The team also inspects the functioning of the converters’ floor flushers. As flushing takes place via the floor using inert gases, the openings need to remain clear. The heat distribution can be captured by an infrared image. ”Due to the high thermal radiation in this and similar measurements, we use a telephoto lens to protect the ThermaCAM. This also makes it easier to film more remote objects, such as hot pipe routes”, says Alfred Lichtweg, Energy Management Department team member.

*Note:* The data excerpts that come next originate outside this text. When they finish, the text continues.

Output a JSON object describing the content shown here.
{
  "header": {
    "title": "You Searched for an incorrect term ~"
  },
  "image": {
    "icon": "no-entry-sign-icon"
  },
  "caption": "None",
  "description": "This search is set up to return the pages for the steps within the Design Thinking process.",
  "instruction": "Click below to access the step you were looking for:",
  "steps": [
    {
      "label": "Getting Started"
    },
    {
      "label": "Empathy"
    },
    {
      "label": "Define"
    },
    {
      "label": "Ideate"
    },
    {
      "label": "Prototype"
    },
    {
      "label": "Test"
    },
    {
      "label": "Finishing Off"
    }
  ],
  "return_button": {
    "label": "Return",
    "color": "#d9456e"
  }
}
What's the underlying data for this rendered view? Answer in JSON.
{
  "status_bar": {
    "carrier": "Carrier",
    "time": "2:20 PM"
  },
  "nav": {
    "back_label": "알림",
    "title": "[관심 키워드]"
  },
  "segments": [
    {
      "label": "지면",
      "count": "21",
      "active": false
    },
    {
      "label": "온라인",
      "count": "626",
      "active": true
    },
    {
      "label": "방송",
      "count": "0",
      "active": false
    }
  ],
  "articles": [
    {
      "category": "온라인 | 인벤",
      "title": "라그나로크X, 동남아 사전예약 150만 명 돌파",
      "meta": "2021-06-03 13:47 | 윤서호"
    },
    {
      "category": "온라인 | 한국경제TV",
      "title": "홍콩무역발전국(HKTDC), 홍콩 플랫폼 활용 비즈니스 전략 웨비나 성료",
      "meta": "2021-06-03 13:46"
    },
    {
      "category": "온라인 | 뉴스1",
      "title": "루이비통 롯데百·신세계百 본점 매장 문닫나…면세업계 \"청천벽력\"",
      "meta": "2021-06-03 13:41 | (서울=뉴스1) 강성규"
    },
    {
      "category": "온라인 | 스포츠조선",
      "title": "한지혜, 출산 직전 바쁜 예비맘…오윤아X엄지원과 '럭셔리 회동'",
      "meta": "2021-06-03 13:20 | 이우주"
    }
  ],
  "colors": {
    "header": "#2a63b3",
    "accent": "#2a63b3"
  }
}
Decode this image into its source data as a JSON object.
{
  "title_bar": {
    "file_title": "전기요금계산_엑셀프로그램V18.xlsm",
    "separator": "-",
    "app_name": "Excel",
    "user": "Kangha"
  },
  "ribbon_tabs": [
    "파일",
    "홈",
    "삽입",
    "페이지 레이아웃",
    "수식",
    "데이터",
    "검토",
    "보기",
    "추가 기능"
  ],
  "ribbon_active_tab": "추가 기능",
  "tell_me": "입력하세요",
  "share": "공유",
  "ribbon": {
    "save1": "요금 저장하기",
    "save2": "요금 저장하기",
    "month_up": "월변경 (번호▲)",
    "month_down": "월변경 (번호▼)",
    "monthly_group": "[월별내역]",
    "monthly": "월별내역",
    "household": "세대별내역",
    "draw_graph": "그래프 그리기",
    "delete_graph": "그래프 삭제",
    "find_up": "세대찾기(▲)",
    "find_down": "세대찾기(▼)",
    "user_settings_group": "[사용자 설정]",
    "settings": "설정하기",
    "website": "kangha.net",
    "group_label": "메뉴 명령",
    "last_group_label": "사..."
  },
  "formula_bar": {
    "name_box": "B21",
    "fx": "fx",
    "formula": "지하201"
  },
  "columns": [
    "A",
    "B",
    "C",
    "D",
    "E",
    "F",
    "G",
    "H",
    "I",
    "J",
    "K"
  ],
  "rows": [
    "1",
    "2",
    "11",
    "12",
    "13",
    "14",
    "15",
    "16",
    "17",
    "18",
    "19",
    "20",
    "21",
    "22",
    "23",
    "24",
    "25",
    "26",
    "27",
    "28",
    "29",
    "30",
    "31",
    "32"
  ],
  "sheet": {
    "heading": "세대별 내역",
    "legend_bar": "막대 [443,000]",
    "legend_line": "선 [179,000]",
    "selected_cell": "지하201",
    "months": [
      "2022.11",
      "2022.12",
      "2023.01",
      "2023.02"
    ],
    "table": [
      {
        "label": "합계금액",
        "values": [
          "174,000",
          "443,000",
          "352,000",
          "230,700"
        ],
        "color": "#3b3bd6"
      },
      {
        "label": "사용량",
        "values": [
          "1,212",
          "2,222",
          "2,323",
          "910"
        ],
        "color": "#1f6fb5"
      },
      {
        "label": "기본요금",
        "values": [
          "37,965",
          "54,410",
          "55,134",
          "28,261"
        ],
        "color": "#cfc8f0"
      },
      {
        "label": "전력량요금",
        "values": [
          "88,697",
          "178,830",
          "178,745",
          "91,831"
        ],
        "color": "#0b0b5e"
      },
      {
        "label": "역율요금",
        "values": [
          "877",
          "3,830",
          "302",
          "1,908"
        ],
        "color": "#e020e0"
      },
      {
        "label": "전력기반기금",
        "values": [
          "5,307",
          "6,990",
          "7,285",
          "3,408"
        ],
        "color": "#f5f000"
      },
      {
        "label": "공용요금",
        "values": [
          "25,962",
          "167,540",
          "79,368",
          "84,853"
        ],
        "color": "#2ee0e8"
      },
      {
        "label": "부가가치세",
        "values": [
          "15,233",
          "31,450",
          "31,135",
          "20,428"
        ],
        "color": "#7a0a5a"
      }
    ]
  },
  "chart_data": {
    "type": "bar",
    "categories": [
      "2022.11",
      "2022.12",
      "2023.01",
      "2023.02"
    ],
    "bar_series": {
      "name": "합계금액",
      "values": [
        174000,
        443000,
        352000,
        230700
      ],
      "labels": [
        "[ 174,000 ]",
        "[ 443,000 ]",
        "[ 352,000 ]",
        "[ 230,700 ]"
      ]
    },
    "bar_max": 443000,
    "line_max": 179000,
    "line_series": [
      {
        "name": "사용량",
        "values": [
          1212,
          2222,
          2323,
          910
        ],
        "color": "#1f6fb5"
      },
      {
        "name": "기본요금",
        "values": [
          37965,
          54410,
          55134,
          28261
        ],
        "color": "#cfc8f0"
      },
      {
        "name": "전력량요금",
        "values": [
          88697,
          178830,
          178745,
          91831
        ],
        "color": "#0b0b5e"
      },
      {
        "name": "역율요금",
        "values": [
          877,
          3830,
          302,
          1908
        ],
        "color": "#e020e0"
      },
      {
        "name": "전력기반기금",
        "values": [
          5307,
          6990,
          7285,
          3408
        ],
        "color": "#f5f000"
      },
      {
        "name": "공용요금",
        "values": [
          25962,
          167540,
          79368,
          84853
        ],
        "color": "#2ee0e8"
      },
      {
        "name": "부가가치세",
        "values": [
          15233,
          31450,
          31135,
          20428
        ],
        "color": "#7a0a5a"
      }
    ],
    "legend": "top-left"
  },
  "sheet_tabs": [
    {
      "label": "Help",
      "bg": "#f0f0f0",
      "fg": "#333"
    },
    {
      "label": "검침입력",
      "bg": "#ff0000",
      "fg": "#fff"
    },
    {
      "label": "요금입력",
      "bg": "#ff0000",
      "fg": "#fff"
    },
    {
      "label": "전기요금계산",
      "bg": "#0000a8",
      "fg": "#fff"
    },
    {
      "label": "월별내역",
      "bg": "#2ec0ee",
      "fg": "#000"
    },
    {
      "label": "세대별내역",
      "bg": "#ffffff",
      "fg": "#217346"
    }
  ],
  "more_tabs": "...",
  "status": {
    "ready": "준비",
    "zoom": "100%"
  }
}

Other current time- and money-saving applications are checking pipelines for deposit build-up and inspecting the machinery which keeps the steel product fabrication steps going. HKM also makes use of infrared thermography to optimise its production processes. Alternative refractory linings, for example, have been extensively tested at the plant with infrared cameras, as they allow an accurate observation of temperature cycles across entire surface areas.

A FLIR Systems ThermaCAM P-series is a very useful instrument to reach, access, and inspect hot and hazardous areas typical for the metallurgic industry. And it helps to keep a vital and strategically important industry sector going: “After all,” says Dirk Ehrlich, “there’s something from HKM in every made-in-Germany truck or car: 12 percent to be exactly.”